そこに立っている見慣れた姿に、絵里たち3人は安堵する。
その姿は、担任で国語担当の保田圭以外の何者でもなかった。
13 名前: 投稿日:2004/08/09(月) 18:32
更新終了です。
あっちのと同時進行ですんで、速やかな更新は無理かも。
マイペース更新ですが、よろしくお願いします。
14 名前:名も無き読者 投稿日:2004/08/09(月) 19:55
新スレおめ&乙デス。
こっちはだいぶ雰囲気違いますが
これからの展開が楽しみですw
両立は大変でしょうが頑張ってください。
15 名前:我道 投稿日:2004/08/11(水) 15:56
新スレおめでとうございます。
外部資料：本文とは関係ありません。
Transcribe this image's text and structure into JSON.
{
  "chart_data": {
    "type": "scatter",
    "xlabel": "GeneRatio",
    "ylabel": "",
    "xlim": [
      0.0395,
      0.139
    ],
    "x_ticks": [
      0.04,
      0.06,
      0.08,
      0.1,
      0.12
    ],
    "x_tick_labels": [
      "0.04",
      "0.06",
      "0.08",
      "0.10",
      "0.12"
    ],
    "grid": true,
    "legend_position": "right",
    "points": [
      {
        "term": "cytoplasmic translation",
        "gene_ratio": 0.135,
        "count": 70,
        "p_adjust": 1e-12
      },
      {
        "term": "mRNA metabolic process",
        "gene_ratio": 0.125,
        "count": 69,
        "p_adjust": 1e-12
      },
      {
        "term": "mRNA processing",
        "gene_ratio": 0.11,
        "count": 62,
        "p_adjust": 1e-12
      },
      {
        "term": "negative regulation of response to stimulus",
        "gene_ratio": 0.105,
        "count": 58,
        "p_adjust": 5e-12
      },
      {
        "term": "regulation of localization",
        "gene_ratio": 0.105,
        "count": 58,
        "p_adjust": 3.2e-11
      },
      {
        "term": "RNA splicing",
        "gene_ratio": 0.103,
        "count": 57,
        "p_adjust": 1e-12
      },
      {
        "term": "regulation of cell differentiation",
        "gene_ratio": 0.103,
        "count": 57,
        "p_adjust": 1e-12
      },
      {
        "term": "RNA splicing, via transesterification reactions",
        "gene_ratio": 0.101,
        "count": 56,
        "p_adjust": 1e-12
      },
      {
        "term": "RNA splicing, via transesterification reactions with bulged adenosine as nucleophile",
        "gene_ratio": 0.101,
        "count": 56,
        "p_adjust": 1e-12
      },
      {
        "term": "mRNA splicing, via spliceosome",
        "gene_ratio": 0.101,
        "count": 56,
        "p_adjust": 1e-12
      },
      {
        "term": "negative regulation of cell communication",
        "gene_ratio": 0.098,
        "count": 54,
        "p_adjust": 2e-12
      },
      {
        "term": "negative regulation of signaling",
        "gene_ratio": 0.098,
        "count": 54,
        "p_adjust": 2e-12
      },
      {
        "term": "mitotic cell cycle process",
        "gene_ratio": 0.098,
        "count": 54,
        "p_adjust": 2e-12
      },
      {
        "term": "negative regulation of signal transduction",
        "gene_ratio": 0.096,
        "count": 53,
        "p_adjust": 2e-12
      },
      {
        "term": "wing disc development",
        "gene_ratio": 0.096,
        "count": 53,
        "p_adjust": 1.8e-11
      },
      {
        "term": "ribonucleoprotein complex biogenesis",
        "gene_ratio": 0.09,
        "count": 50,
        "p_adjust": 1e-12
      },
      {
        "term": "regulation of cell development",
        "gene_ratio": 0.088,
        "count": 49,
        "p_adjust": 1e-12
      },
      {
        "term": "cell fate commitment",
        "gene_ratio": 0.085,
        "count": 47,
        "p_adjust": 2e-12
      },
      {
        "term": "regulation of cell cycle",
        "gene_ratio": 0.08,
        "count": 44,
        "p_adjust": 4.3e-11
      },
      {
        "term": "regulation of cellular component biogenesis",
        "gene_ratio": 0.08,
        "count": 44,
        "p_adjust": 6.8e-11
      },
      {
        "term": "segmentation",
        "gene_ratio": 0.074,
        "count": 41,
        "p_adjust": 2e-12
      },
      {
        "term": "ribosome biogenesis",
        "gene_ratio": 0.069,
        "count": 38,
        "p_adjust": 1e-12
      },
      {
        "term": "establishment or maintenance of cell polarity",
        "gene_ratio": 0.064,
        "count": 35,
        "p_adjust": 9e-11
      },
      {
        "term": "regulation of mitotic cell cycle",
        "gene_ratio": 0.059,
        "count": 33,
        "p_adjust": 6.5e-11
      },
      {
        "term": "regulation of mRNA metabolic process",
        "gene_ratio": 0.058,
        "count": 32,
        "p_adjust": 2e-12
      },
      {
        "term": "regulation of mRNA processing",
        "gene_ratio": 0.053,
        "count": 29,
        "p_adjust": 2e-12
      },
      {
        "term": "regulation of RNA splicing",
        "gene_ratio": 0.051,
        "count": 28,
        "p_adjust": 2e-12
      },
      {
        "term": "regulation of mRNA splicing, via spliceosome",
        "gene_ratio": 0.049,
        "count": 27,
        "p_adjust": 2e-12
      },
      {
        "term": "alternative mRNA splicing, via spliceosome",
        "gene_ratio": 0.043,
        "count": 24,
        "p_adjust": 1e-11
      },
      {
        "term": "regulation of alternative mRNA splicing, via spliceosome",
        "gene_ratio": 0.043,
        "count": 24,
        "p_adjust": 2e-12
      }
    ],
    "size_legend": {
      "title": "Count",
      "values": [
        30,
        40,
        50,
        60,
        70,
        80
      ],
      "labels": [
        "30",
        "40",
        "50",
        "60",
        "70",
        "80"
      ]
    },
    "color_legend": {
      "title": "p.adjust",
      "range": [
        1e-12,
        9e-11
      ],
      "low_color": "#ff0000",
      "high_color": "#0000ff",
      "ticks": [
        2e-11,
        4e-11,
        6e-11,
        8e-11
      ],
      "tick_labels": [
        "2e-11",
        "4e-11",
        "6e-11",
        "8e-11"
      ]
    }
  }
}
そして、更新お疲れ様です。
此方の雰囲気もいいですねぇ。(w
なんとなく、ほんわかしてるって言うのでしょうか。
両立は大変だと思いますが、無理をせずに頑張ってください。
16 名前: 投稿日:2004/08/27(金) 21:19
更新ではないです…すいません…orz

えー…むこうのスレでも報告しましたが、一応ここでも。
諸事情(テスト)により、9月の中頃まで更新を控えさせていただきます。
このテストを逃すとちょっと危険なので。。。
テストが終わればひょっこりこっそり戻ってきます。
そのまま放置にはならないです。

それでは、次回は大量更新(?)とともにお会いしましょう。。。